Biden takes aim at grocery chains over food prices (New York Times). “President Biden, whose approval rating has suffered amid high inflation, is beginning to pressure large grocery chains to slash food prices for American consumers, accusing the stores of reaping excess profits and ripping off shoppers,” reports Jim Tankersley. ‘There are still too many corporations in America ripping people off: price gouging, junk fees, greedflation, shrinkflation,’ Mr. Biden said last week in South Carolina. Aides say those comments are a preview of more pressure to come against grocery chains and other companies that are maintaining higher-than-usual profit margins after a period of rapid price growth. Mr. Biden’s public offensive reflects the political reality that, while inflation is moderating, voters are angry about how much they are paying at the grocery store and that is weighing on Mr. Biden’s approval rating ahead of the 2024 election.”
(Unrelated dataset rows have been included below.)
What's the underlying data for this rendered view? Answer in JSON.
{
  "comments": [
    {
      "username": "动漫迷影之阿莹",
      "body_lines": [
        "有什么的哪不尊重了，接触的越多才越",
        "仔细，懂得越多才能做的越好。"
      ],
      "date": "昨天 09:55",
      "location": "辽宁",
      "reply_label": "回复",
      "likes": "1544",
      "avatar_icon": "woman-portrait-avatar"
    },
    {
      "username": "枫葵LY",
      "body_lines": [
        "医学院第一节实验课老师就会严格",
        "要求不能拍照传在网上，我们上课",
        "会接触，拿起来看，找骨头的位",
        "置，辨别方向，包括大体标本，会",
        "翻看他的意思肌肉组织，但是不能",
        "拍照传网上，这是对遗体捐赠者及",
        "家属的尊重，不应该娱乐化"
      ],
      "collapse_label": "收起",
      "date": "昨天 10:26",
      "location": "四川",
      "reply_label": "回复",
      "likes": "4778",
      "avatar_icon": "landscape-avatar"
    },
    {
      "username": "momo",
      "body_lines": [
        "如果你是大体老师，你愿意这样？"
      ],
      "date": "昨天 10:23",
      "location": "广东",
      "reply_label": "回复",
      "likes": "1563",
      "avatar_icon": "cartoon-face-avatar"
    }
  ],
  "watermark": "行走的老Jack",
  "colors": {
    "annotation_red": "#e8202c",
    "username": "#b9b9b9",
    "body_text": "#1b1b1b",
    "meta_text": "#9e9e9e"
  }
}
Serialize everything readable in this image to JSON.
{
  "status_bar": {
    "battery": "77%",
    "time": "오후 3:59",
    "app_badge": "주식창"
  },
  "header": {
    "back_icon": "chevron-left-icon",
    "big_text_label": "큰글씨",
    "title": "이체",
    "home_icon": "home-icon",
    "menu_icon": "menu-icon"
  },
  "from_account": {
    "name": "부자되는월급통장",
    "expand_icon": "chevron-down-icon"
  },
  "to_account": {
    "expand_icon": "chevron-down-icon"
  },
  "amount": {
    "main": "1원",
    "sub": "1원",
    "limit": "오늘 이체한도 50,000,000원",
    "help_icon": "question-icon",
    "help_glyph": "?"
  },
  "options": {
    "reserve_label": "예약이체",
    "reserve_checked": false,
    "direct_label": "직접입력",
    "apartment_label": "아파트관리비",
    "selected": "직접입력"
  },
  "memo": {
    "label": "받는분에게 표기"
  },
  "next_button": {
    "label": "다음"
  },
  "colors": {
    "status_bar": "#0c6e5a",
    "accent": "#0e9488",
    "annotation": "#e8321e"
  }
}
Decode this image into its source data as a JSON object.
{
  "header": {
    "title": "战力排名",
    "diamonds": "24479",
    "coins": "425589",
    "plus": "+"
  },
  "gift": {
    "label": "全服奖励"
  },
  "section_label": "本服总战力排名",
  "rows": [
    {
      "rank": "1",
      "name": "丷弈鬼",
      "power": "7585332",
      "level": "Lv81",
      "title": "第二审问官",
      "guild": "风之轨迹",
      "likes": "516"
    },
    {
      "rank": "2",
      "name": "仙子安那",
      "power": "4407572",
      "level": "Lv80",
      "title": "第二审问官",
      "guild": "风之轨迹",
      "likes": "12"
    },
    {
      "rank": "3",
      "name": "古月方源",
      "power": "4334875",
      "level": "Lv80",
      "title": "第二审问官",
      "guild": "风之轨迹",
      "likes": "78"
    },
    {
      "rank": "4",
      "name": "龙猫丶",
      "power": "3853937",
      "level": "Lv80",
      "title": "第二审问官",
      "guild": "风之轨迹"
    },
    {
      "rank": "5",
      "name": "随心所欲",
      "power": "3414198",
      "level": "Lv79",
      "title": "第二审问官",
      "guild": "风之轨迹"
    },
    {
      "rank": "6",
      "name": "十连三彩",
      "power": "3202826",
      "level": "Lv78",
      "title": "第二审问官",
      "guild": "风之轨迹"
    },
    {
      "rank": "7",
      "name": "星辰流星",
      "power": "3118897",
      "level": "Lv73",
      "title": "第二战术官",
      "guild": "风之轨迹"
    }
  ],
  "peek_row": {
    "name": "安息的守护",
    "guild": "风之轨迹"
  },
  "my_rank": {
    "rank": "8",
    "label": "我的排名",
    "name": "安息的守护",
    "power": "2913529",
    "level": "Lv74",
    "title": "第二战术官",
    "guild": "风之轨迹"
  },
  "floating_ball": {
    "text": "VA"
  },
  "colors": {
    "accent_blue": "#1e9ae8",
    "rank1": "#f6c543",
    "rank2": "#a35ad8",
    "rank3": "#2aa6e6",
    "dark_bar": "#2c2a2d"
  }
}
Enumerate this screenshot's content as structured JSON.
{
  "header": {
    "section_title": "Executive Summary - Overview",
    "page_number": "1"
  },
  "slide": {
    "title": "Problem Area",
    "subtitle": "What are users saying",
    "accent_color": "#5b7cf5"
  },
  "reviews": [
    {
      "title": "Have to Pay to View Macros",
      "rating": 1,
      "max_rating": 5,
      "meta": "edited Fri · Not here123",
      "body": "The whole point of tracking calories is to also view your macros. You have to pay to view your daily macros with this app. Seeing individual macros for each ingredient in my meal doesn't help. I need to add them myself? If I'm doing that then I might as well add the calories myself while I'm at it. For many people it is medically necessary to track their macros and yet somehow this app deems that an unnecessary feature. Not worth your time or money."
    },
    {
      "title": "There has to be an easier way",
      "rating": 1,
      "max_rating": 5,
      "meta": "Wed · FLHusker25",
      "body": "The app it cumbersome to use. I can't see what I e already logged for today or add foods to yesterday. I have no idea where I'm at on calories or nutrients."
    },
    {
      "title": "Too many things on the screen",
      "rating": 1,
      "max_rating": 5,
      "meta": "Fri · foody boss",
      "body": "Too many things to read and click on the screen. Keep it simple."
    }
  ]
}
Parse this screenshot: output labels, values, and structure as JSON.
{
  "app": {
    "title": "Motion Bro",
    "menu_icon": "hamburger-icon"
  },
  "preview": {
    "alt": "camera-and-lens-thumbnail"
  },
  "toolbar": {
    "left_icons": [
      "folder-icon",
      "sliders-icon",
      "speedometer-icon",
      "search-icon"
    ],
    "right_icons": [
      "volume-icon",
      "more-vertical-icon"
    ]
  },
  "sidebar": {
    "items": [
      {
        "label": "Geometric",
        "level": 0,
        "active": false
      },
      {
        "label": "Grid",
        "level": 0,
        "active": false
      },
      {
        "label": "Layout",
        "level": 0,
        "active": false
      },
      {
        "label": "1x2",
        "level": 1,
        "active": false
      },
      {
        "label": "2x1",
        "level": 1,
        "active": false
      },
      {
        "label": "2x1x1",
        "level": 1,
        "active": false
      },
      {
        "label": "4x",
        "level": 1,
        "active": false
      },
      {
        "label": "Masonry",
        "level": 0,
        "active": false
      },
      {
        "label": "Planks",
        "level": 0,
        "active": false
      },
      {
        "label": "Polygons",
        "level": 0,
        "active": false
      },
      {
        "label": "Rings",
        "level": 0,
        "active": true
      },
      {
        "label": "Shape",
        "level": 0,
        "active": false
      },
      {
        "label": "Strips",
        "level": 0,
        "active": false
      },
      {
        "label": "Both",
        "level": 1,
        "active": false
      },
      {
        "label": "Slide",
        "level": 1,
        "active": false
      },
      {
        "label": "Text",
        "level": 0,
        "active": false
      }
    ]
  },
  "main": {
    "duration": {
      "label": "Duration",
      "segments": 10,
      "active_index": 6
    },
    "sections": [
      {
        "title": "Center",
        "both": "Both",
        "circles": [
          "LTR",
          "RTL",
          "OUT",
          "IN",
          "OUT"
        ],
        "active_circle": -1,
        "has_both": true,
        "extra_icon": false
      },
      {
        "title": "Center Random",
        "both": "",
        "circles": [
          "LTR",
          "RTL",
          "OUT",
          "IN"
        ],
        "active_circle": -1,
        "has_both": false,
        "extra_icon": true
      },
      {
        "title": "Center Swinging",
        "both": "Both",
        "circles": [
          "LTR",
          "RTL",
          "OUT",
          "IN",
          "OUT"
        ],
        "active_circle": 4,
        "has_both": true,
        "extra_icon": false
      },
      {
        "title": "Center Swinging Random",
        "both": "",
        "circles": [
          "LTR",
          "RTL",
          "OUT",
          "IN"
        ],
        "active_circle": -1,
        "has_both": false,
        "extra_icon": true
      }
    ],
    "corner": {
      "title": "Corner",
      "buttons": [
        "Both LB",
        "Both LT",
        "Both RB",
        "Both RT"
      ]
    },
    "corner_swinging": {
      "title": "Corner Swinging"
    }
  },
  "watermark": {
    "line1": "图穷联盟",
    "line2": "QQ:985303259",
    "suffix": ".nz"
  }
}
Hickory family sues WanaBana, Dollar Tree over lead poisoning in children (Hickory Daily Record). “A Hickory couple, who say their children suffered from lead poisoning after eating pre-packaged fruit purees, are suing the manufacturing company WanaBana and the retail company Dollar Tree,” reports Sarah Johnson. “Hickory parents Nicole Peterson and Thomas Duong are being represented by South Carolina-based class action law firm Motley Rice in the case. Ten other unnamed plaintiffs, referred to as ‘John Doe Corporations,’ are also included in the lawsuit. ‘This is a nightmare no parent should ever have to face,’ Peterson and Duong said via the release. ‘Knowing that our children will have to live with the effects of lead poisoning for the rest of their lives is heart-wrenching. This serves as a wake-up call about the dangers that can lurk in everyday food products.’”

Upside Foods’ lab-grown meat is off the menu at Bar Crenn, its sole venue (Bloomberg). “Upside Foods Inc. said its partnership with San Francisco restaurant Bar Crenn, the only venue that sold its cultivated chicken product, has come to an end,” report Deena Shanker and Priya Anand. “The move means lab-grown meat is no longer for sale at any restaurants in the US. Alameda, California-based Eat Just Inc., which also received regulatory approval last summer to sell cultivated chicken, stopped serving it last year and hasn’t set a date for its return. Berkeley, California-based Upside announced the end of its Bar Crenn “dinner series” in a Thursday post on LinkedIn. ‘We’ll be taking our chicken on the road through events that start next month!’ the company wrote.”